The second biggest hack of a retail company in history probably originated overseas, say investigators looking into the theft of 40 million credit and debit card numbers used at Target stores from the day before Thanksgiving until December 15.

There are plenty of suspects, but something this big could probably be pulled off only by the Chinese government, or an ultra-sophistcated criminal organization like the Russian mob.

NBCNews:

Target Corp. is offering its 10 percent employee discount to shoppers this weekend following a massive breach of its customers' credit and debit card information.

Meanwhile, investigators believe that overseas hackers were responsible for the cyberattack that compromised up to 40 million payment cards during the first three weeks of the holiday shopping season, a person familiar with the matter told Reuters.

"Our guests' trust is our top priority at Target and we are committed to making this right," Target CEO Gregg Steinhafel said in a statement on Target's website Friday.

The cyberattack "was a crime against Target, our team members, and most importantly, our guests," Steinhafel said. "We're in this together, and in that spirit, we are extending a 10 percent discount - the same amount our team members receive - to guests who shop in U.S. stores on Dec. 21 and 22. Again, we recognize this issue has been confusing and disruptive during an already busy holiday season.
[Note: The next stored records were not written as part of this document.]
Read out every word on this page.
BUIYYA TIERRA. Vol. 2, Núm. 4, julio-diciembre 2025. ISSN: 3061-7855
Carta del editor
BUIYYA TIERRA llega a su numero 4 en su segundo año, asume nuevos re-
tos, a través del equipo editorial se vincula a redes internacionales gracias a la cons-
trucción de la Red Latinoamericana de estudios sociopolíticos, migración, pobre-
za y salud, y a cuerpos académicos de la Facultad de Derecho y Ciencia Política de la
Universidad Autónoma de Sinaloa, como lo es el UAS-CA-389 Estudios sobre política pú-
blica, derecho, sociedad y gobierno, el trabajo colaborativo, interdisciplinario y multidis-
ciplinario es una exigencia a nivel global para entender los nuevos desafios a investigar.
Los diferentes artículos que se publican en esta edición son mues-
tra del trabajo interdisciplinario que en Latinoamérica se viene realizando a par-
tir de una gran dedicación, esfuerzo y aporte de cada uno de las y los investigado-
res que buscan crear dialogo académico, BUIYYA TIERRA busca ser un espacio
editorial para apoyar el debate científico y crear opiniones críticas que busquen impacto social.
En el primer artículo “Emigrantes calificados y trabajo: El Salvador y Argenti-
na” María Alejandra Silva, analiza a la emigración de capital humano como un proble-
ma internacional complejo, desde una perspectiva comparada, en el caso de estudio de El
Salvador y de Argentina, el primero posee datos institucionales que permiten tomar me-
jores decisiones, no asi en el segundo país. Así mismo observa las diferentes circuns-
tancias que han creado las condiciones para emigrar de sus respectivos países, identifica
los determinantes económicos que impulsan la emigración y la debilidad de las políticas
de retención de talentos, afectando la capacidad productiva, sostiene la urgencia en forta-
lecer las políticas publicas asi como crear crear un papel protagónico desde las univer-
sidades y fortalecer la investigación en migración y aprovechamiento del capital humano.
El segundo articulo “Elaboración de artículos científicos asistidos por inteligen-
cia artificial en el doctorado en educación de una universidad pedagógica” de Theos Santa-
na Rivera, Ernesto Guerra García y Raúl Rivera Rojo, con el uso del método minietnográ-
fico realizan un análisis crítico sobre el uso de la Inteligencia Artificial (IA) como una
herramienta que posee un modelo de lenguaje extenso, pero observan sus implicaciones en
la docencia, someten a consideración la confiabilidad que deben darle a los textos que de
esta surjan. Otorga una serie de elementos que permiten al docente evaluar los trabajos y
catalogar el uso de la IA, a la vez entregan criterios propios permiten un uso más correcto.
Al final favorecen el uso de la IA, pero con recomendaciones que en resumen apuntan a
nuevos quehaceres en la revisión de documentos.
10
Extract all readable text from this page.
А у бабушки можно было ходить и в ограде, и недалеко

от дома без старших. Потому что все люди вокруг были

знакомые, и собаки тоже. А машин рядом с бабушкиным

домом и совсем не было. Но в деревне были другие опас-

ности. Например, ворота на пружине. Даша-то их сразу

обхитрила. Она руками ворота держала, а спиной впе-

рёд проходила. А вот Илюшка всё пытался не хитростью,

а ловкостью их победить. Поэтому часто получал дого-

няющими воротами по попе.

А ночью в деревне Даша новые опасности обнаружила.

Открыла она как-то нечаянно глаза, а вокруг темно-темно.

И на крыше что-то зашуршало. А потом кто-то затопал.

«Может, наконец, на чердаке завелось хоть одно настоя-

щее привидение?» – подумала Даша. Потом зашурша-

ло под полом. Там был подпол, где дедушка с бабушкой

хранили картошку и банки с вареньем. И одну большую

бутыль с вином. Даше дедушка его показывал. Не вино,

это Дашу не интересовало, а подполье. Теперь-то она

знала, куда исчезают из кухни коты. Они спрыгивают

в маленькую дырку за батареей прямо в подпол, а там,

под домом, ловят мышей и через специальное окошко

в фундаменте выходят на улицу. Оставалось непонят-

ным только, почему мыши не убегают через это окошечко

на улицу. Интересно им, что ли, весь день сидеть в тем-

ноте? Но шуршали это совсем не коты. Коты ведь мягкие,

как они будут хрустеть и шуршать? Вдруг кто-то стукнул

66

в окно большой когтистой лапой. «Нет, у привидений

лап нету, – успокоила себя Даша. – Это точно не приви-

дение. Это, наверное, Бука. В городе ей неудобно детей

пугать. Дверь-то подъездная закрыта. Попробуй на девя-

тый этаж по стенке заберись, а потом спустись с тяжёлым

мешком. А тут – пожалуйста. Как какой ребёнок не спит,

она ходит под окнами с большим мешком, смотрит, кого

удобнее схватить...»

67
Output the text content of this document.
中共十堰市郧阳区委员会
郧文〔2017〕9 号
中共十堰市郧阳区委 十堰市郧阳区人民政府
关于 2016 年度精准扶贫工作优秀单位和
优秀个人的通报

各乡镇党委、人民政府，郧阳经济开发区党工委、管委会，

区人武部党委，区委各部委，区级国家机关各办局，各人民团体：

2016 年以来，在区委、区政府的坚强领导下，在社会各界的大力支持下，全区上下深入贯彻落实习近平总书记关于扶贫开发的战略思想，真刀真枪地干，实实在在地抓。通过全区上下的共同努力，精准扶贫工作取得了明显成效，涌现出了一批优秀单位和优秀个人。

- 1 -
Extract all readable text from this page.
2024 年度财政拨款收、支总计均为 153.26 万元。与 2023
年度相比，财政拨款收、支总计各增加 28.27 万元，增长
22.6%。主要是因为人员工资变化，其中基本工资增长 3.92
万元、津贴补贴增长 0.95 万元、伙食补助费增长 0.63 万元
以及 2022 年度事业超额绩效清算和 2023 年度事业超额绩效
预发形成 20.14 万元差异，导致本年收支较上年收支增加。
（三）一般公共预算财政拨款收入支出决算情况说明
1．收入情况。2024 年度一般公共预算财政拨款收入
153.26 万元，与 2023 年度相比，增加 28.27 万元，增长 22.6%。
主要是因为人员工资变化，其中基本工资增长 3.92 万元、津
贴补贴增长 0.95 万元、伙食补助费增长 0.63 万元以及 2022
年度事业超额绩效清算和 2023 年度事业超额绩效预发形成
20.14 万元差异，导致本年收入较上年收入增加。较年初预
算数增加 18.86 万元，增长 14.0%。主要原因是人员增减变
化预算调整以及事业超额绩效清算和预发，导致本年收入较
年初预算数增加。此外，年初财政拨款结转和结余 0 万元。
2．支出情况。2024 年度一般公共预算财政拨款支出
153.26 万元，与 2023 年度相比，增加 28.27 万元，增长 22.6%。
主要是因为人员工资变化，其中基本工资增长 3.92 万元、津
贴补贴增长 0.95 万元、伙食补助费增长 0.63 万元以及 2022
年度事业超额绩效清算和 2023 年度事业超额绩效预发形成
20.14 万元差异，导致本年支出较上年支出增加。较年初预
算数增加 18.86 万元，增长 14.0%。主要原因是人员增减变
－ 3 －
We want to emphasize that the issue has been addressed and let guests know they can shop with confidence at their local Target stores."

The offer is limited to one in-store transaction per guest. Target has also pledged free credit monitoring for affected customers.                      

Government investigators don't believe the overseas hackers had inside help, according to Reuters' source, who was not authorized to talk publicly about the matter.

The source declined to say how the hackers got in or where investigators believe they are based, saying investigators don't want to show their hand to the criminals or afford them a chance to destroy evidence.

As the investigation continued, the blogger who first broke news of the breach, Brian Krebs, reported that data stolen from Target had begun flooding underground markets that sell stolen credit cards.

KrebsOnSecurity.com reported Friday that cards stolen from Target were being offered at "card shops" for rates starting at $20 each and going to more than $100.

A Secret Service spokesman declined comment on the investigation, which the agency is running.

The retailer reported the breach Thursday, a day after Krebs broke news of the attack. Target has declined to say how its systems were compromised and has provided few other details about the case.

Target has a lot to answer for. The breach appears to have been at the point of sale where customers swiped their credit cards to pay for the transaction. One would think that this obvious target of hackers would have had the best security. Also, no word why it took more than 3 weeks for Target to discover the hack.

The arms race between hackers and security companies continues. It looks like the crooks won this round.